The question, then, is whether the trustees of a financially healthy bank violate their fiduciary duty to the depositors when they permanently foreclose a new statutory right to dividends by transacting a conversion-acquisition in accordance with Tru 506.02. The prescribed manner of transacting conversion-acquisitions is in tension with the fiduciary obligation to protect the statutory rights to dividends in the reasonable exercise of the trustees’ discretion as fiduciaries. This tension, however, is resolved by the requirement in Tru 506.02 that the conversion conform to all the requirements of Tru chapter 500. Thus, the transaction must be fair to the depositors as per Tru 505.03. The fiduciary duty to protect statutory rights supersedes the prescribed manner of conversion.
This statutory right undercuts the objection that our opinion exposes mutual savings banks — or at least the three chartered before 1842 — to crippling demands for the payment of dividends. The present State statutory scheme grants that right to depositors of every mutual savings bank far more effectively than anything in our reading of the charter does. We presume that if the legislature fears that the present statute unduly jeopardizes the financial health of mutual savings banks’ surpluses, it can revise RSA 386:10,1.
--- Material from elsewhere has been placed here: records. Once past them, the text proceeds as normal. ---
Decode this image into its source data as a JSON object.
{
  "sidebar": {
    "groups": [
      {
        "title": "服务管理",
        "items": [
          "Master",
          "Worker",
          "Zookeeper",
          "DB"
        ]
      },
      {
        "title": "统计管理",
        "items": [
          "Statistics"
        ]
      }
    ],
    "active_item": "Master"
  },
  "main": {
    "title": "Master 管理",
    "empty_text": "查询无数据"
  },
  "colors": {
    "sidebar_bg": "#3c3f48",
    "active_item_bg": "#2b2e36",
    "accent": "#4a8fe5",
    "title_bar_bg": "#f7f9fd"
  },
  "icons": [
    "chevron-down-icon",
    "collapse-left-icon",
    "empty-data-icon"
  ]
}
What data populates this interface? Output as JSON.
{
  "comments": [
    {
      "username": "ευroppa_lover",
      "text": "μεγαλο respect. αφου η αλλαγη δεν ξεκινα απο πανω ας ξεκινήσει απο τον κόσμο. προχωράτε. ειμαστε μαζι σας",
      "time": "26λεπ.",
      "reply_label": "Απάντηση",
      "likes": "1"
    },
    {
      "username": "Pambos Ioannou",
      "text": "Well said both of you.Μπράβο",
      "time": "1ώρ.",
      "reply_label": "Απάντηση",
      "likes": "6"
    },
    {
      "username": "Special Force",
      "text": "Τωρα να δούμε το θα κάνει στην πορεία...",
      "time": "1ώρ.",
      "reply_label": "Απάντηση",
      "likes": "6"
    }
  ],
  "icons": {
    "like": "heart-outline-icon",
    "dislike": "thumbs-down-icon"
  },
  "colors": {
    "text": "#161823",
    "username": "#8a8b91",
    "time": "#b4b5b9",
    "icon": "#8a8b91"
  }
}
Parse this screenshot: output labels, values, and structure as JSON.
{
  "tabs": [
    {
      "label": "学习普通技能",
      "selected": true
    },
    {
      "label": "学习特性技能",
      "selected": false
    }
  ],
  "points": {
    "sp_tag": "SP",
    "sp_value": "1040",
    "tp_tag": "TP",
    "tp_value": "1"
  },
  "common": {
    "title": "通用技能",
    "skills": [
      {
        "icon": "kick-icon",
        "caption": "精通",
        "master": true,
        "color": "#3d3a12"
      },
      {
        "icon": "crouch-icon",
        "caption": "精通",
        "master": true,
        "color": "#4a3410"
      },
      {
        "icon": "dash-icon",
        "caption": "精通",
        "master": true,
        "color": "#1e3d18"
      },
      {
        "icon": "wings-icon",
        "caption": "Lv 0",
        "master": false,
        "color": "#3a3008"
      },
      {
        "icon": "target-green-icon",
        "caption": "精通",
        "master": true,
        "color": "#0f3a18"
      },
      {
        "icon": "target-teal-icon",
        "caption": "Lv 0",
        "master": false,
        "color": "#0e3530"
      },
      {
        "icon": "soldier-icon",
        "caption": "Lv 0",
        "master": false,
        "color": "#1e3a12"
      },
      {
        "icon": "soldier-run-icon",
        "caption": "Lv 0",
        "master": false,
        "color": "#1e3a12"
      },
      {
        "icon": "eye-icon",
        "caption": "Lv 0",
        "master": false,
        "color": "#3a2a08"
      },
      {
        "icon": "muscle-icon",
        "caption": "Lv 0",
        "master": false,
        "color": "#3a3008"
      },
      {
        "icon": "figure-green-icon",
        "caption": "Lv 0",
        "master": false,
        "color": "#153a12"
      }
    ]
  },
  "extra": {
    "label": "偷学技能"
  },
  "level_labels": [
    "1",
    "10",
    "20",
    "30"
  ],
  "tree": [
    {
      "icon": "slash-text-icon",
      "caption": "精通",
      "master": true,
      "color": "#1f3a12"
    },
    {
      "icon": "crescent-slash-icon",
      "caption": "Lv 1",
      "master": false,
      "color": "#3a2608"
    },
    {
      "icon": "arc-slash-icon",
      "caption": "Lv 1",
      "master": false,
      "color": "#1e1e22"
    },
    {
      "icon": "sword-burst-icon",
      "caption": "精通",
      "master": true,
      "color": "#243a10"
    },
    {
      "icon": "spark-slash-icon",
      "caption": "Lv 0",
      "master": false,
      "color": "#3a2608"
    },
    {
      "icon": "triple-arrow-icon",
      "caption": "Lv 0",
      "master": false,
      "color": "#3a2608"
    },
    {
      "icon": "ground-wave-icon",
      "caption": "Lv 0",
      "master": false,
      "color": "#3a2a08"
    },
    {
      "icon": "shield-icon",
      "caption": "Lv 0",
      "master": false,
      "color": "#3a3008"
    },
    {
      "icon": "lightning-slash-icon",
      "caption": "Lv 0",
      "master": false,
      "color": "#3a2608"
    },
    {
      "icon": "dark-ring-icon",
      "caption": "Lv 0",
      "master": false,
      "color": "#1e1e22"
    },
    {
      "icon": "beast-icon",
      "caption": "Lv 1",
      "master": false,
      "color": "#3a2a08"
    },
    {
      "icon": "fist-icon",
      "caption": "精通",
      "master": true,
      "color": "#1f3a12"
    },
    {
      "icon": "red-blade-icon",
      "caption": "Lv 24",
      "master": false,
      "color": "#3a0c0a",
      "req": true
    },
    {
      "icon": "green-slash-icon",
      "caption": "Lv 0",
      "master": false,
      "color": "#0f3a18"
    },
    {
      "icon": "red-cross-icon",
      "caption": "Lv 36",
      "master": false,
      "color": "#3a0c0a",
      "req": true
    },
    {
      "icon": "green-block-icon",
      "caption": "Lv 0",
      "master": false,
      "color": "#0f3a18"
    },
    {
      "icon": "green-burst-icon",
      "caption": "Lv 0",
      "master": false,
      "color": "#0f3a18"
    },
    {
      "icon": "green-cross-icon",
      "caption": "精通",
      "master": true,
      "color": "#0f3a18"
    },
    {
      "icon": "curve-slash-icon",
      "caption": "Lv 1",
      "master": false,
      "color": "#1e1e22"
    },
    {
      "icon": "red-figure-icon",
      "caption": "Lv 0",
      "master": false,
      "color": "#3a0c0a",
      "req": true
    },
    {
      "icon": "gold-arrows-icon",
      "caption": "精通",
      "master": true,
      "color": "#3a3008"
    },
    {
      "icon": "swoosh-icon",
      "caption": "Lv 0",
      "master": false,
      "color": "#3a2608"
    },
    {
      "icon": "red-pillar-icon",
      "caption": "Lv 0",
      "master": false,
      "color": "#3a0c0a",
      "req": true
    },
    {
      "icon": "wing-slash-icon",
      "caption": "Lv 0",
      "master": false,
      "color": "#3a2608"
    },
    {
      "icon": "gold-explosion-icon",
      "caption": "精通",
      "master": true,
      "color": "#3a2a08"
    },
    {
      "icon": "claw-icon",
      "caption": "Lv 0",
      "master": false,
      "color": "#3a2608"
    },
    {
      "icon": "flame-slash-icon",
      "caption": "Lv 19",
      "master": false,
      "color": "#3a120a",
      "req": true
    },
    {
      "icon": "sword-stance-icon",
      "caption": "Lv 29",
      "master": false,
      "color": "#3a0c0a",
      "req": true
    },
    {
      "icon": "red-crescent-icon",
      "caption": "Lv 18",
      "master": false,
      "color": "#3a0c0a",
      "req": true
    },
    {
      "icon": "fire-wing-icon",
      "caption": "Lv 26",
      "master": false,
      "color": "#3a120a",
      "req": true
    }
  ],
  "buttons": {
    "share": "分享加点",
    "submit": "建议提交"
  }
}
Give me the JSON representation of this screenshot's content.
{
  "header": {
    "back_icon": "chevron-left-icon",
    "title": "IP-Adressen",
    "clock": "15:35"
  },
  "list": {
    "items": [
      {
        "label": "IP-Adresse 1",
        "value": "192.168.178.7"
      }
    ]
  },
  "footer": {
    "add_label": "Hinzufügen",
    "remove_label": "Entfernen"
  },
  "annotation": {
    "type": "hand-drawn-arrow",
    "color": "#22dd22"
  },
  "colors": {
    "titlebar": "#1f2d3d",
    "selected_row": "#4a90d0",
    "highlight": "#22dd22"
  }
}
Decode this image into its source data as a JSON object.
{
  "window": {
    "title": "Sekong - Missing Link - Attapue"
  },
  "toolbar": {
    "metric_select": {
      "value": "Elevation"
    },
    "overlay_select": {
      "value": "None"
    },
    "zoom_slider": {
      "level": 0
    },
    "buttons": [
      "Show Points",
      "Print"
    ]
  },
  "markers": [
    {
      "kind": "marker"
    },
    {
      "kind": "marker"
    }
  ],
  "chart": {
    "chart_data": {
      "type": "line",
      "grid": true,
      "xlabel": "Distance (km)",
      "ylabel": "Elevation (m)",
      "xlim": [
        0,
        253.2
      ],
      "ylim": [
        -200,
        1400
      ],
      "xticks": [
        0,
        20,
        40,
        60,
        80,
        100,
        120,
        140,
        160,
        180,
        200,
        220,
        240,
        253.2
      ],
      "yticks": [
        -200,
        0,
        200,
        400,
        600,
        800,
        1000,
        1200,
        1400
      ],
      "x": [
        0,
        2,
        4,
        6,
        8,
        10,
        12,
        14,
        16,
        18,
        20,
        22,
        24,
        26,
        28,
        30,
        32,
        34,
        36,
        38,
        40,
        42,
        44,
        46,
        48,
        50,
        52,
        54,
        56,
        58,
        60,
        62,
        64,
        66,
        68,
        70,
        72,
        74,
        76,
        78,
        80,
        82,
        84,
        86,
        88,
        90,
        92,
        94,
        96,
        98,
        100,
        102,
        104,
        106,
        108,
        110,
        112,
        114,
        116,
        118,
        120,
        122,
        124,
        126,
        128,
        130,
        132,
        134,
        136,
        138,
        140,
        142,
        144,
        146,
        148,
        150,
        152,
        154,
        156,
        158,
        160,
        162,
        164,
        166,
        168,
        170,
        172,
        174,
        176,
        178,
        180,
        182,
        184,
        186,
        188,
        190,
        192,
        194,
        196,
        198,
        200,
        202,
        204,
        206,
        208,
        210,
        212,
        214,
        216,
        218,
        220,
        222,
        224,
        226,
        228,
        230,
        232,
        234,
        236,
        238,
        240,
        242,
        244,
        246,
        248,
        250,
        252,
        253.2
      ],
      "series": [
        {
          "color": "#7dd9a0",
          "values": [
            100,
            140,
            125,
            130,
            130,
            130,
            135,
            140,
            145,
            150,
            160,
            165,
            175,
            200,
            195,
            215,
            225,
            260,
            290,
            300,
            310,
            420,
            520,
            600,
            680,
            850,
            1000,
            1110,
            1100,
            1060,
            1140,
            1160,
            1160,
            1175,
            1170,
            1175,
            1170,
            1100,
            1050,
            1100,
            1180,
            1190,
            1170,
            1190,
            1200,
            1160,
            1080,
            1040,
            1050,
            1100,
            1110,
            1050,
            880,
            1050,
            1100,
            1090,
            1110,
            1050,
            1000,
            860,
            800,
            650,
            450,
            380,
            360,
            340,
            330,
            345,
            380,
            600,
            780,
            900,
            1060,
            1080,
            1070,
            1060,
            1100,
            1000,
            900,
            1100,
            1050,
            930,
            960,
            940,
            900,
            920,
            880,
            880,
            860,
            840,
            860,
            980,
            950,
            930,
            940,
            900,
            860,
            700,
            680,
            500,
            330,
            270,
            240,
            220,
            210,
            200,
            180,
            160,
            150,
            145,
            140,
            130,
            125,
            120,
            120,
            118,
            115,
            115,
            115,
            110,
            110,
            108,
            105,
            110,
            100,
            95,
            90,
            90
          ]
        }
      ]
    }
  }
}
Thus, in summary, even if we accept the applicants’ argument in their brief that the proposed plan protected the interests of depositors in a manner- consistent with the law, the plan nevertheless does not discharge the fiduciary duty of care owed by the trust*207ees to their depositors. If mere compliance with the technical letter of the law were enough, fiduciary law would be just so much empty doctrine, devoid of any substance. It might be economically efficient for the bank to convert as planned, and in general it might be economically efficient for the BTCI to encourage such conversions. Nonetheless, the conversion violates the rights of Portsmouth depositors under their charter, which predates the State’s reservation of power to alter it, and which has survived the two decade interlude of federal regulation. Only by vacating the board’s order does this court discharge its traditional equitable obligation to maintain the conduct of those bound by fiduciary ties “at a level higher than that trodden by the crowd.” Meinhard v. Salmon, 249 N.Y. at 464, 164 N.E. at 546.
Reversed.
Thayer, J., did not sit; Nadeau, J., superior court justice, sat by special designation pursuant to RSA 490:3, and concurred specially; Brock, C.J., and Souter, J., dissented.